0

I use curl to get a big chunk of data from a web service. I find myself exhausting the memory limit when I use json_decode() on that data. I know I could increase the limit, but that is not a good solution since the data keeps increasing.

The real problem is that I only need a small portion of the json that I am fetching. So, to simplify things a bit, my data looks something like this:

{ array [
  {           // object 1
  "field1": "xxx",
  "field2": "yyy",
  .
  .
  "field30": "zzz"
  },
  .
  .
  .           // object 15,000
]
}

Right now there are about 15,000 objects in array[] and each has 30 fields. I expect the number of objects to grow to around 50,000 in coming months.

Since I need all the objects but only fields 1 and 6, I am wondering if I can somehow change the above to something more like this:

{ array [
  {             // object 1
  "field1": "xxx",
  "field6": "aaa"
  },
  .
  .
  .            // object 15,000
]
}

I imagine that would reduce the memory usage substantially. Any ideas?

Andri
  • 453
  • 4
  • 22
  • Can't you limit the result set from the web service? – JimL Mar 02 '17 at 20:16
  • No, I am afraind that is not possible. – Andri Mar 02 '17 at 20:21
  • can you filter the number of rows of data? You could try to get it in small chunks. – F.Igor Mar 02 '17 at 20:40
  • Take a look at following library (never used it myself): https://github.com/salsify/jsonstreamingparser – Xymanek Mar 02 '17 at 20:42
  • Check out this: https://github.com/salsify/jsonstreamingparser – roman Mar 02 '17 at 20:43
  • Thanks guys! Looks like this might be what I'm looking for. Will have to try it later today. – Andri Mar 02 '17 at 20:56
  • I can't get the streaming parser to work. Keep getting errors, even if I use the examples on github. – Andri Mar 02 '17 at 21:53
  • @Igor I used your idea. Noticed that I could add a startdate (in milliseconds) and a count to the api. One of the fields for each object was a creation date in milliseconds, so I just set the count to 1000 and took the creation date from object number 1000 to set as my next startdate. Thanks! – Andri Mar 03 '17 at 18:58

1 Answers1

0

This solved my problem, although this might not be the solution in every case. Some ideas in the comments that might work for someone with more PHP knowledge than I have.

I used @Igor's idea (in comments). Noticed that I could add a startdate (in milliseconds) and a count to the API call.
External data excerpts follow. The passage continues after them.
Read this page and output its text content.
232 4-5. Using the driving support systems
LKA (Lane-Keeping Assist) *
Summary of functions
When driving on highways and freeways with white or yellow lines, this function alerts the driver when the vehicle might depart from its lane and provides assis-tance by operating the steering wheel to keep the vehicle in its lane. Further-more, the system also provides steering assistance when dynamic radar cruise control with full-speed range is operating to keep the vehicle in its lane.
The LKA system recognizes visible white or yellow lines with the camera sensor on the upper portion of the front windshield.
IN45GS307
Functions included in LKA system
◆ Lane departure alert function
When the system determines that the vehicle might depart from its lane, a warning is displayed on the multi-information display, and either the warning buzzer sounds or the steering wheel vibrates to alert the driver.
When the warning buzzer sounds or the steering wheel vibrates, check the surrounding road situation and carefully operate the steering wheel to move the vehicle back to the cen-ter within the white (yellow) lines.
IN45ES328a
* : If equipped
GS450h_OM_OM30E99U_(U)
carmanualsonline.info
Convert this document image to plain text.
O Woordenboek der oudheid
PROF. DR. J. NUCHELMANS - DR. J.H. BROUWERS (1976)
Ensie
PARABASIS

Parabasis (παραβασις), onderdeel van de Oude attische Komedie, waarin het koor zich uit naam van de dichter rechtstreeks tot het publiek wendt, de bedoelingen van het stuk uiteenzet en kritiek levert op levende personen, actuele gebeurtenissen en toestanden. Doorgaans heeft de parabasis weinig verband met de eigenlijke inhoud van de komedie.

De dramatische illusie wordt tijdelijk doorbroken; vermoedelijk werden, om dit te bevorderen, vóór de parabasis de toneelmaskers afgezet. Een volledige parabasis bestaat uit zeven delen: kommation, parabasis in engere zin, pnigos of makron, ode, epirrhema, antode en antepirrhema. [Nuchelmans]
One of the fields for each object was a creation date in milliseconds, so I just set the count to 1000 and took the creation date from object number 1000 to set as my next startdate.

Something like this:

$lastTime = 0; // Use this as the startdate for my first API call
$i = 0; // Initialize counter to know when to stop the do-while loop
do {
  $i++;
  $api = 'domain.com/api?startdate=' . $lastTime . '&count=1000';
  // curl code here, returns $result
  foreach ($result as $obj) {
    // do whatever
    $lastTime = $obj->dateCreated; // This will give me the creation date for object no 1000, which I will use for my next API call.
  } 
}  while ($i >= 1000);
Andri
  • 453
  • 4
  • 22